In order to produce AAVs, a suitable cell-based expression system is employed to facilitate the expression of the viral capsid proteins and subsequent assembly into de novo viral particles, followed by encapsidation of an ITR-flanked selected transgene (also referred to as a vector genome). This process commonly utilizes a triple plasmid system, comprising (1) a plasmid harboring helper genes derived from a helper virus, (2) a plasmid encoding the essential viral elements (rep/cap), and (3) a plasmid carrying the therapeutic expression cassette (commonly referred to as a transfer plasmid)4. The unique presence of inverted terminal repeat (ITR) packaging signals flanking the therapeutic expression cassette in the transfer plasmid ensures specific packaging of the transgene, while mostly excluding the viral genes present on the other plasmids. Co-transfection of this three-plasmid system into a cell-based expression platform (typically HEK293T cells) results in the production of transduction-competent, replication-deficient viral particles suitable for use in gene therapy applications3,4.

There are a number of critical quality attributes (CQAs) associated with the production of AAV-based gene therapies that must be assessed in order to ensure the potency, purity, and safety of the intended medicinal product4. These CQAs include virus titer, capsid content, and aggregation.

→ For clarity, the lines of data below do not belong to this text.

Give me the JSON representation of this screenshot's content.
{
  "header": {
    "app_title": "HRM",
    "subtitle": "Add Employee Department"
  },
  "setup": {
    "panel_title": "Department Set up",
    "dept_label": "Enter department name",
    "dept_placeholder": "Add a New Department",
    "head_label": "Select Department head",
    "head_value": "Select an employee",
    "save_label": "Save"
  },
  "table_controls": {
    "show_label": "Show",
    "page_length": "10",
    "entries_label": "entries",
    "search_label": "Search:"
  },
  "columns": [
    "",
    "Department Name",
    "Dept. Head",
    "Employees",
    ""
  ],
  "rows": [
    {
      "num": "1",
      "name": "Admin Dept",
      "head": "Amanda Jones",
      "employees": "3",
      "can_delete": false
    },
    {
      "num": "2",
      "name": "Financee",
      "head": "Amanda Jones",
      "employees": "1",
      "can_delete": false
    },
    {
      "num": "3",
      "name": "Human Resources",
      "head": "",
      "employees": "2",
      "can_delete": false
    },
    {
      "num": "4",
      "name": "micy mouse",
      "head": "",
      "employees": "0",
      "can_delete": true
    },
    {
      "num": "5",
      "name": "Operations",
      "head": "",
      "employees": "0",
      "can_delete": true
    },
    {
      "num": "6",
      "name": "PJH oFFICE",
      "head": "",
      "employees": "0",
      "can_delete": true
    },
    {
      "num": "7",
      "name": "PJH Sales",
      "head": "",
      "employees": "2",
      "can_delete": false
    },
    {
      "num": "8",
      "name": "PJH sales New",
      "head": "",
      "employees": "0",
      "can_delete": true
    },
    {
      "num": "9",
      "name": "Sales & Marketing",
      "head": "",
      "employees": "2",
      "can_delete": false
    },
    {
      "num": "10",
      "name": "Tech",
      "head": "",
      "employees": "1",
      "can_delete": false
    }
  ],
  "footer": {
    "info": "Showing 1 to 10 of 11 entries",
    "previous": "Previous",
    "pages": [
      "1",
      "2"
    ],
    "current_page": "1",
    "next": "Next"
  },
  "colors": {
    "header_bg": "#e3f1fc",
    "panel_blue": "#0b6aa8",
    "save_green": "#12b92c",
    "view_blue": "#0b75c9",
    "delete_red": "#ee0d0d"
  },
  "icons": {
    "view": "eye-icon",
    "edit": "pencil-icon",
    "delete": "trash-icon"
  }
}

Virus titer itself is a combination of the number of viral particles (capsid titer) and the number of vector genomes (vector genome titer) present in any given preparation. Ideally, the ratio between these two titers should be 1:1 since each viral particle should contain one vector genome, but inefficiencies in vector genome packaging during biosynthesis result in the co-production of empty or partially filled capsids (those containing partial vector genome sequences and/or non-vector genome sequences)5. The presence of such impurities can potentially evoke unwarranted immune responses and compete for vector-binding sites, thereby increasing the risk of immunotoxicity and reducing the rate of transduction of full capsids6. Accurate quantification of AAV genomes is therefore essential for establishing virus titer and capsid content. This impacts both basic research as well as the gene therapy industry, which requires accurate dosage in order to maintain both the safety and efficacy of medicinal products.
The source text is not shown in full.